(as heard on FBI Radio)
Ancient remedies from around the world include a pair of pickled sheeps eyes in tomato juice courtesy of our friends in Outer Mongolia, while ancient Greeks favoured fried canaries. Rub lemon on your armpits before you party, and some Puerto Ricans say you might avoid a hangover altogether.
Enlisting the help of the twitterverse to contribute their best hangover solutions, here are some sworn-by solutions:
@Adrienne_V: Trident Hot & Spicy soup! The blue and red packet, with 3 sachets, flavour, chilli oil and chilli flakes. Always on hand.
..This may work based on the idea that as chilli speeds up the metabolism, helping to purge the alcohol from your system faster. Or perhaps it'll just have you running for the loo...
@rolyatoj: medley of beverages - apple juice, coke and water, or miso soup. Almost always works for my hangovers...
..Rehydration is important. (Though I wonder what it would taste like to do all of the above in one sitting.)

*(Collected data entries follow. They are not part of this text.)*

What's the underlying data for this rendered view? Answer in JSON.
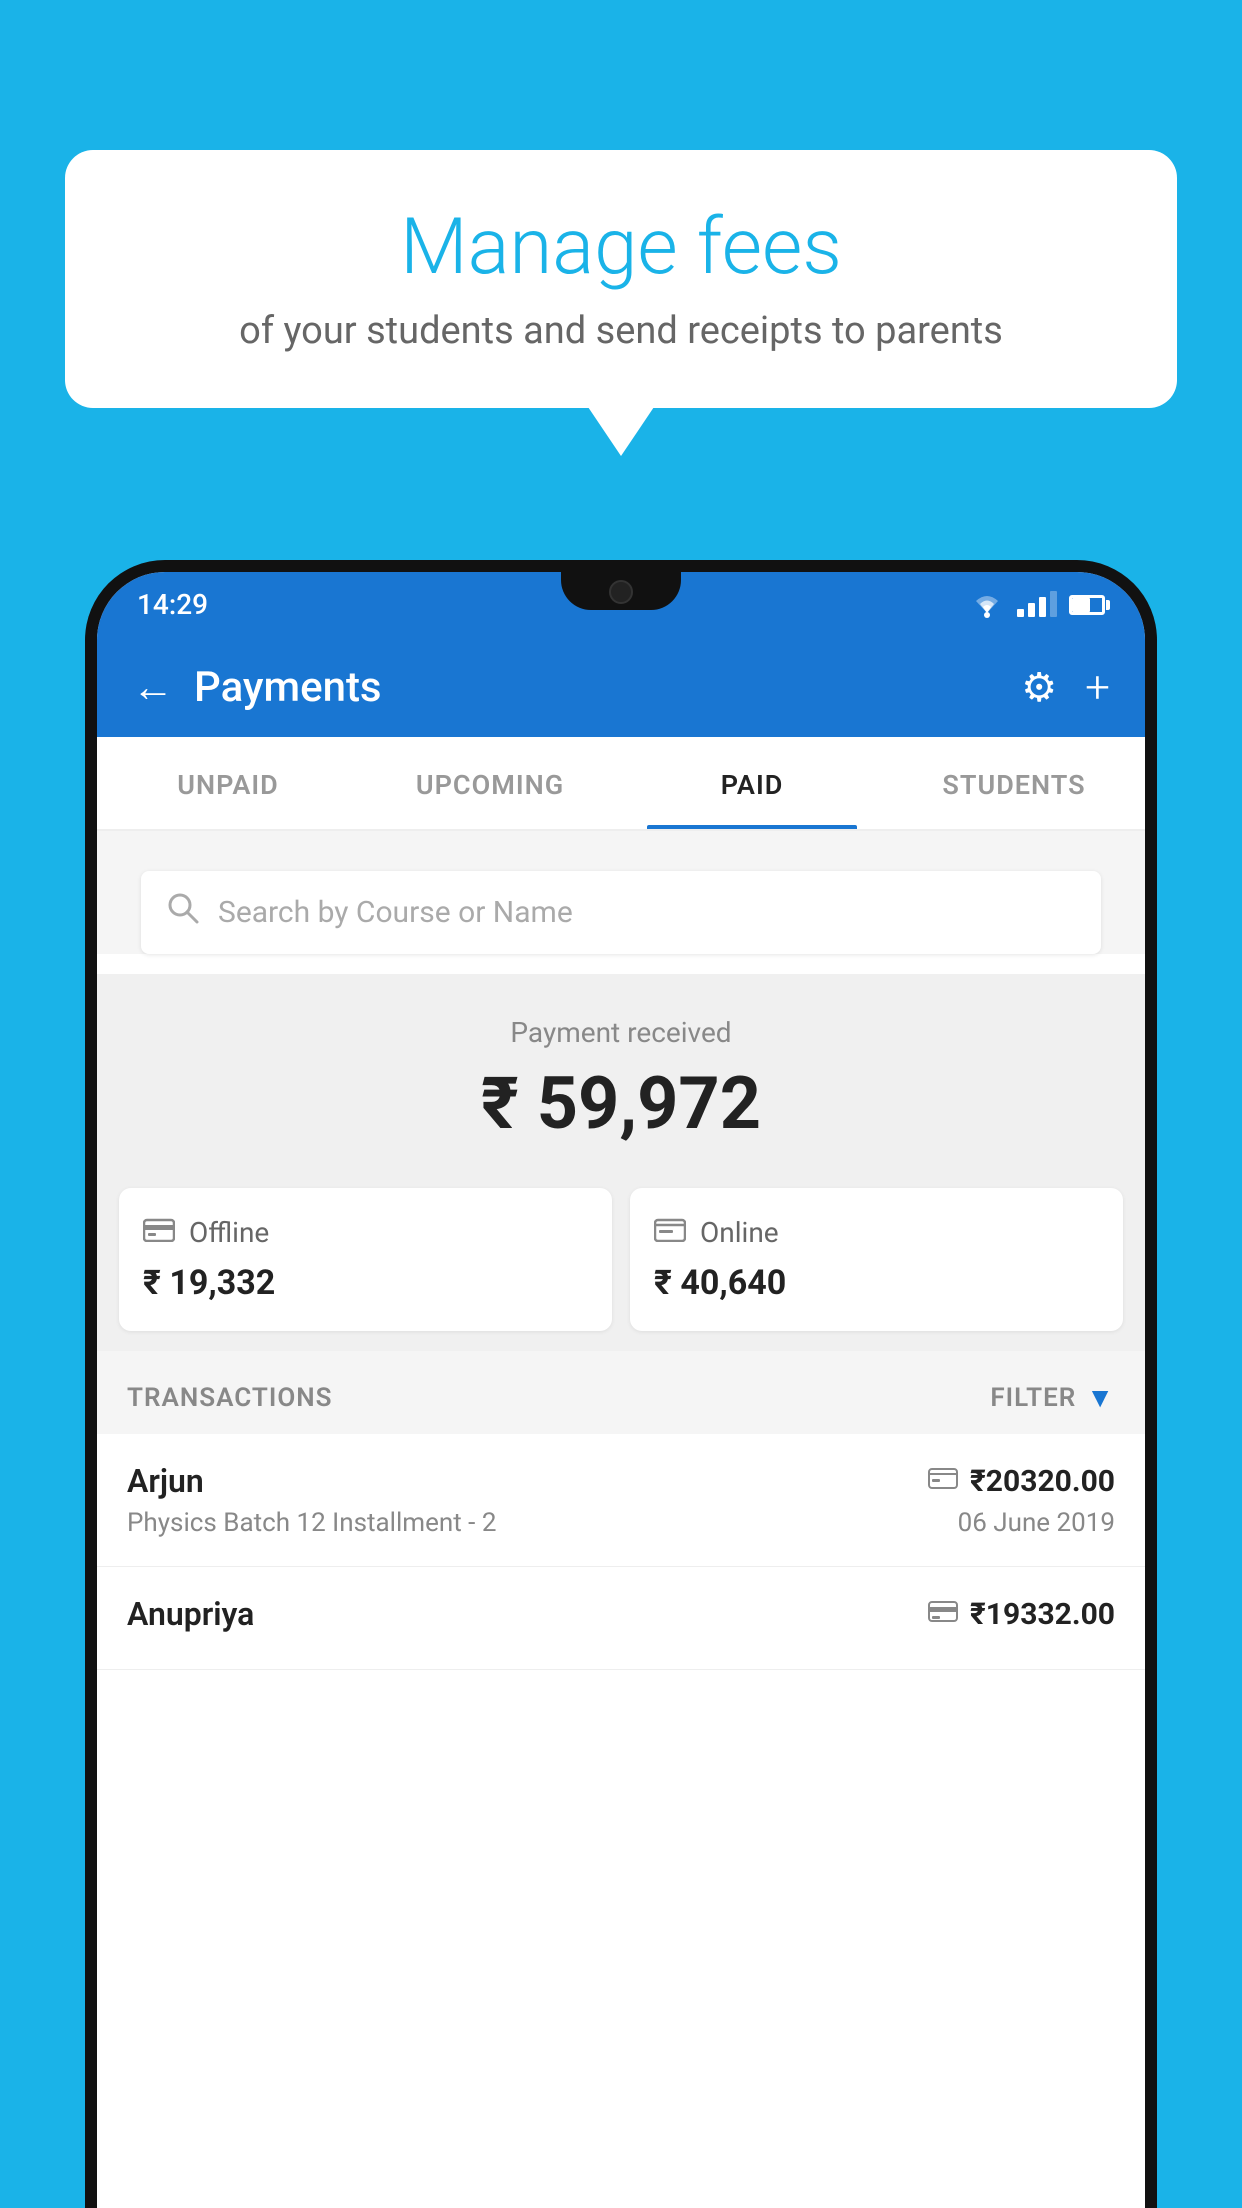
{
  "background_color": "#1ab3e8",
  "speech_bubble": {
    "title": "Manage fees",
    "subtitle": "of your students and send receipts to parents"
  },
  "status_bar": {
    "time": "14:29"
  },
  "app_bar": {
    "title": "Payments",
    "back_label": "←",
    "gear_label": "⚙",
    "plus_label": "+"
  },
  "tabs": [
    {
      "label": "UNPAID",
      "active": false
    },
    {
      "label": "UPCOMING",
      "active": false
    },
    {
      "label": "PAID",
      "active": true
    },
    {
      "label": "STUDENTS",
      "active": false
    }
  ],
  "search": {
    "placeholder": "Search by Course or Name"
  },
  "payment_received": {
    "label": "Payment received",
    "amount": "₹ 59,972"
  },
  "payment_cards": [
    {
      "icon": "💳",
      "label": "Offline",
      "amount": "₹ 19,332"
    },
    {
      "icon": "💳",
      "label": "Online",
      "amount": "₹ 40,640"
    }
  ],
  "transactions": {
    "label": "TRANSACTIONS",
    "filter_label": "FILTER"
  },
  "transaction_rows": [
    {
      "name": "Arjun",
      "type_icon": "💳",
      "amount": "₹20320.00",
      "course": "Physics Batch 12 Installment - 2",
      "date": "06 June 2019"
    },
    {
      "name": "Anupriya",
      "type_icon": "💵",
      "amount": "₹19332.00",
      "course": "",
      "date": ""
    }
  ]
}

@emmajapan: My Mum swears by frankfurts and sauerkraut with chilli and mustard.
..As sauerkraut is high in vitamin C and helps assist the body with keeping a healthier acid-alkaline balance, the mix of the fatty frankfurt goodness, vitamin-rich sauerkraut and metabolism-accelerating chilli could just be a winner.

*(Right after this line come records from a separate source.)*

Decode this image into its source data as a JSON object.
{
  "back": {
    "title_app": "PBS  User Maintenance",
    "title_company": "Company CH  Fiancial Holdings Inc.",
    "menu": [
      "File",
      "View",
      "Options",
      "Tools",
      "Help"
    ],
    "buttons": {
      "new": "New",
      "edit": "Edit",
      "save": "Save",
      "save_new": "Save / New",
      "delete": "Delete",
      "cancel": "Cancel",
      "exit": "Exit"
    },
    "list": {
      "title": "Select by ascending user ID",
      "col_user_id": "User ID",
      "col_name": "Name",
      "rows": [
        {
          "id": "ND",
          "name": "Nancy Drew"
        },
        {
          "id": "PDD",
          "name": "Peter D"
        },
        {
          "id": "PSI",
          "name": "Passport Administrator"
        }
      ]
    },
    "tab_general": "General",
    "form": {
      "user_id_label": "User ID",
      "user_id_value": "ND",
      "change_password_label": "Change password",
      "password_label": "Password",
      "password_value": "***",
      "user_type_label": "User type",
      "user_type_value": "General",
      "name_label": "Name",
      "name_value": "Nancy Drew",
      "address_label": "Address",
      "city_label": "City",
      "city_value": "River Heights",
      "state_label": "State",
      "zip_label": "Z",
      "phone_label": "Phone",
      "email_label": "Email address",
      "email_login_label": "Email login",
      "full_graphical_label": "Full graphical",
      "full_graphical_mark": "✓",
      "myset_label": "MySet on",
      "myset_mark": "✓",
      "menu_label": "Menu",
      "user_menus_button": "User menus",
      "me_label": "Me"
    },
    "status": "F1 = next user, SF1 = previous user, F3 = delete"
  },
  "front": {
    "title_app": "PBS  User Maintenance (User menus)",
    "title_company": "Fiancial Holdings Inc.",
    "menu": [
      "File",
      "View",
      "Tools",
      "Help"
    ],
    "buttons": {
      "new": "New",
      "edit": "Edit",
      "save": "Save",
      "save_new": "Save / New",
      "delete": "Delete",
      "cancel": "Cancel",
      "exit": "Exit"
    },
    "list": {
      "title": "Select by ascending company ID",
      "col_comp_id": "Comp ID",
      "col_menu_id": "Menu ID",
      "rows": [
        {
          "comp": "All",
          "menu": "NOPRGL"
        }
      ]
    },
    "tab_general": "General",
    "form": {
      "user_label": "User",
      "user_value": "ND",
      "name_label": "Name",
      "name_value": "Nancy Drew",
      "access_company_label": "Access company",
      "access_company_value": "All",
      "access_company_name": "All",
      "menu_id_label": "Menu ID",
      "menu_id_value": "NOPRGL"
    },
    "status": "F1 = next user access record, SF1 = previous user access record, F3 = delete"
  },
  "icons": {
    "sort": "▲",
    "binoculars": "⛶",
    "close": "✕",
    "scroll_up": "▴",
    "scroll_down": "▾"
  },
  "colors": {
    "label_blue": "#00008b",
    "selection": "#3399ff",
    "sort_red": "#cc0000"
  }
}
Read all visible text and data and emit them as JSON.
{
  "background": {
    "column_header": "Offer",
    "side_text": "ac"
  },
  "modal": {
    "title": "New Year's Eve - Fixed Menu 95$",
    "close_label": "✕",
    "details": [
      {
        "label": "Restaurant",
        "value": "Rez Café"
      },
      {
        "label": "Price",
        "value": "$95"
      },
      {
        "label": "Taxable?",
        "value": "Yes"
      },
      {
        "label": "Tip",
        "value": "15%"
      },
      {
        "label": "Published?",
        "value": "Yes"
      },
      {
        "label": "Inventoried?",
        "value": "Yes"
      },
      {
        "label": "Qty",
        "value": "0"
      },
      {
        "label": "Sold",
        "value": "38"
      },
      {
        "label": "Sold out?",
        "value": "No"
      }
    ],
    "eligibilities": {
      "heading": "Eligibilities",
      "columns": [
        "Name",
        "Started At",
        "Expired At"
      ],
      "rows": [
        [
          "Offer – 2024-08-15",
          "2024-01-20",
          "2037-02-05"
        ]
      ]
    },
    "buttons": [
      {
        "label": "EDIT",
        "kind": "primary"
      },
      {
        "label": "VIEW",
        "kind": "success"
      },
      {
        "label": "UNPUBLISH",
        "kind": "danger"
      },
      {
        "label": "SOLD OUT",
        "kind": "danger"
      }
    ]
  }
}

Given that chefs are notorious for partying on, surely there are some pearls of wisdom to be shared:
Melbourne's Coda Restaurant head chef Adam D'Sylva swears by coconut water, while Jared Ingersol's trusted hangover cure of coffee, poached eggs and bacon hash might not break any gastronomic boundaries, but his experience of living with a Canadian who swore by a 'red eye', a drink made from a can of clamato juice (clam & tomato juice) beer and a raw egg..well, let's just say I don't think it'll quite make 14.5 points on the Good Food Guide.
U.S chef and food writer Anthony Bordain's suggestion to “Roll a really good joint and huff that before you get out of bed. Then have a cold Coca-Cola. Then have something like cold Kung Pao chicken or some very spicy leftovers. The trilogy of opulence.” is probably more palatable than a 'red eye', and is also an excuse to keep constant supplies of leftover Hunanese food from Kensington's Chairman Mao (details and location here) in the refrigerator.
On a more legitimate scientific front, Korean researchers claim that the humble asparagus might just be the next super hangover food. Based on the concept that our long green friends are high in the amino acids that stimulate the two key enzymes that assist the body in metabolising alcohol (if you care to know, these are called alcohol dehydrogenase (ADH) and acetaldehyde dehydrogenase (ALDH)).
Whether you're reaching for an asparagus sambo, a bamboo steamer of siu mai at yum cha..or perhaps another round of drinks, the verdict may be out on fail-proof hangover remedies but at least (for most of us), we know there'll probably be another hangover or two on the horizon in which to test out new theories.